Various Artists: Making Singles Drinking Doubles

Various Artists
Making Singles Drinking Doubles
Bloodshot
2002-12-10

For a good while, Bloodshot Records has been the flagship label for “insurgent country” (the label’s own term), Americana, alt-country, or whatever you want to call it. With an artist roster that’s included folks like Neko Case, Ryan Adams, the Waco Brothers, Kelly Hogan, the Sadies, Alejandro Escovedo, the Old ’97s, and the Bottle Rockets, Bloodshot’s watched a steady stream of talent come through its doors, and known what to do with it. That said, it’s mildly suprising that they’ve reached their 100th release. Bloodshot might be the genre’s wise old man atop the mountain, but they’re lowkey enough that a ton of 7-inch singles, compilations, and other obscurities can slip by unnoticed.

Making Singles Drinking Doubles tries to remedy that, giving fans a real gift by collecting a batch of out-of-print, unreleased, or just-plain-hard-to-find cuts from the label’s catalog. Any of these songs that have previously seen the light of day typically did so in limited runs of 500 or 1,000 copies — enough for the most ardent fans to get their fix, but not for the rest of us to get in on the fun. So while it’s a good collection for the casual listener, it’s also mannah for the diehard’s soul. It’s foolish to throw a gauntlet at completists, but there’s probably stuff on this collection that even the most ardent Bloodshot afficionados would sell their mothers for. Besides that, the record’s just plain fun.

What comes across the most on these tracks is the sheer fun and joy that a lot of these acts had making music. Despite the occasional big name like Ryan Adams, Bloodshot is mainly a home for musicians who still have day jobs, who scrape together recording time and money as best they can and then hit the road in a cramped van. They also exhibit a love of country music that’s right in line with the label’s near-evangelical zeal. One listen to Kelly Hogan’s rapid-fire run through “1,000,0001” (a response to The Sadies’ “One Million Songs”) or Neko Case’s heavily twanged take on Loretta Lynn’s “Rated X” will put a definite smile on your face.

The cover versions (of which there are many) come from mainly unexpected places. The Waco Brothers make Jimmy Cliff’s “The Harder they Come” sound like a primo Clash outtake.
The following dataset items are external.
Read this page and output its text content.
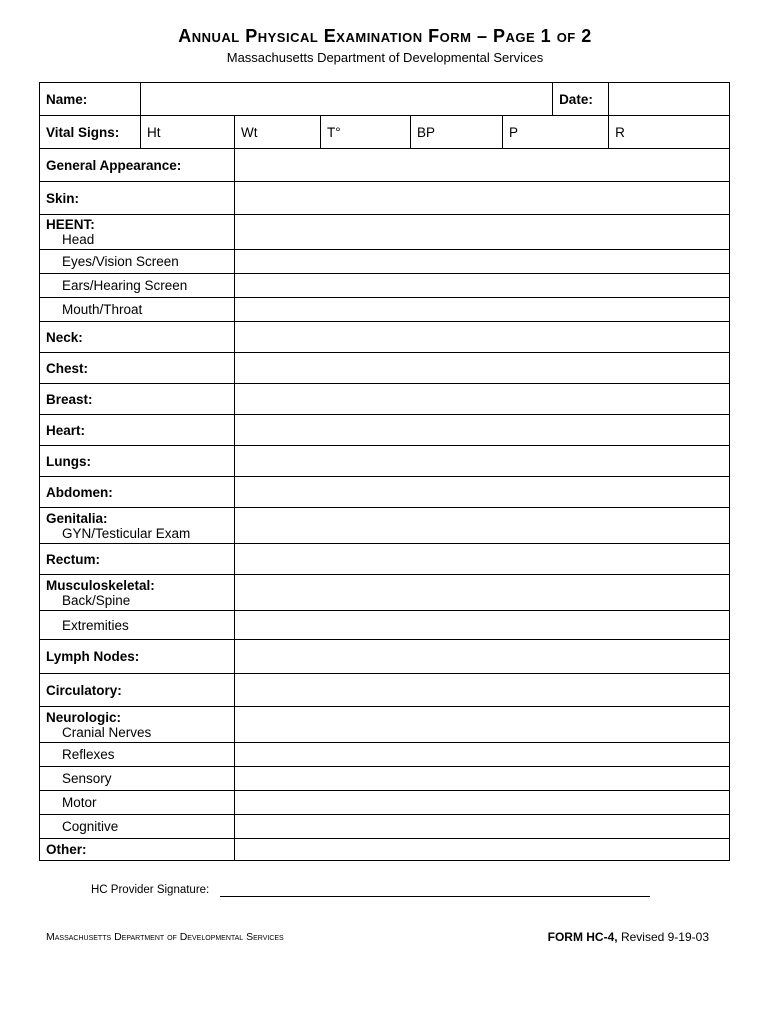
Annual Physical Examination Form – Page 1 of 2
Massachusetts Department of Developmental Services
Name:						Date:	
Vital Signs:	Ht	Wt	T°	BP	P		R
General Appearance:							
Skin:							
HEENT:
Head							

Eyes/Vision Screen							
Ears/Hearing Screen							
Mouth/Throat							
Neck:							
Chest:							
Breast:							
Heart:							
Lungs:							
Abdomen:							
Genitalia:
GYN/Testicular Exam							

Rectum:							
Musculoskeletal:
Back/Spine							

Extremities							
Lymph Nodes:							
Circulatory:							
Neurologic:
Cranial Nerves							

Reflexes							
Sensory							
Motor							
Cognitive							
Other:							
HC Provider Signature:
Massachusetts Department of Developmental Services	FORM HC-4, Revised 9-19-03
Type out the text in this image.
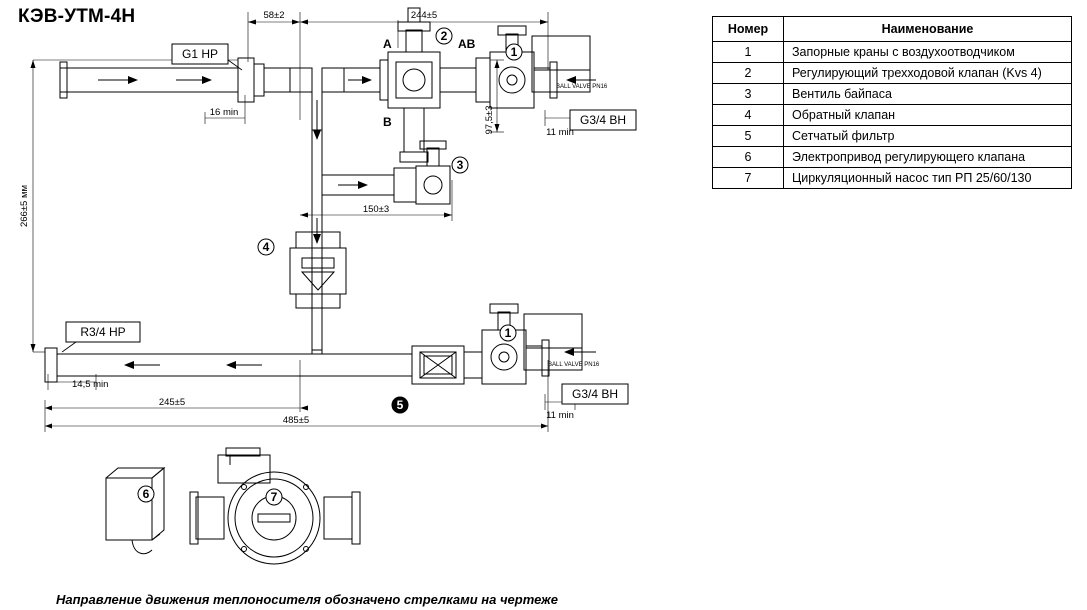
КЭВ-УТМ-4Н
2
1
3
4
5
1
6	7
G1 HP
R3/4 HP
G3/4 BH
G3/4 BH
A
B
AB
58±2	244±5
16 min
11 min
150±3
14,5 min
245±5
485±5	11 min
266±5 мм
97,5±3
BALL VALVE PN16
BALL VALVE PN16
Номер	Наименование
1	Запорные краны с воздухоотводчиком
2	Регулирующий трехходовой клапан (Kvs 4)
3	Вентиль байпаса
4	Обратный клапан
5	Сетчатый фильтр
6	Электропривод регулирующего клапана
7	Циркуляционный насос тип РП 25/60/130
Направление движения теплоносителя обозначено стрелками на чертеже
Rex Hobart applies pedal steel to Poison’s “Every Rose Has Its Thorn” and almost gets away with it (there’s probably too much sap in that song’s tree for any artist to overcome, though). The Meat Purveyors offer up the oddly charming “Madonna Trilogy”, which actually makes “Like a Virgin” sound sweet and tender, but which sounds very unsure by the time it gets through “Lucky Star” and “Burning Up”. The Volebeats take a gentle country stroll through Funkadelic’s “Maggot Brain” and Moonshine Willy goes on a foot-stomping, decidedly un-British romp through XTC’s “Complicated Games”. Folks like Hank Williams, Conway Twitty, and Freddy Fender also get nods, with generally good results.

There’s not a lot of original material, but what’s here is also top-notch. Ryan Adam’s unreleased Heartbreaker outtake, “Goodbye Honey”, is the kind of stripped-down simplicity you don’t hear from him much these days, and the acoustic version of “To Be Young (Is To Be Sad, Is To Be High)” has a nice off-the-cuff feel. Folks trying to collect everything they can by the prolific Adams (a masochistic task if ever there was one) will be grateful for these two cuts. Andre Williams and 2 Star Tabernacle (with Jack White of the White Stripes on backing vocals and piano) set fire to “Lily White Mama & Jet Black Daddy” (their gut-bucket cover of “Ramblin’ Man” really shines, sounding like Nick Cave or Tom Waits got ahold of it). Bloodshot Renaissance Man Jon Langford closes things out with “Nashville Radio”, ending the record with the same Clash vibe that kicked things off.

All in all, Making Singles Drinking Doubles is the kind of mini-party you’d expect Bloodshot to throw for itself. A collection of the well-known stuff isn’t the Bloodshot way, or the way of collectors of obscure 7-inch singles. This compilation marks a milestone, but it also gives something by giving most listeners a ton of good stuff they’ve probably never heard. If only more compilations took that approach.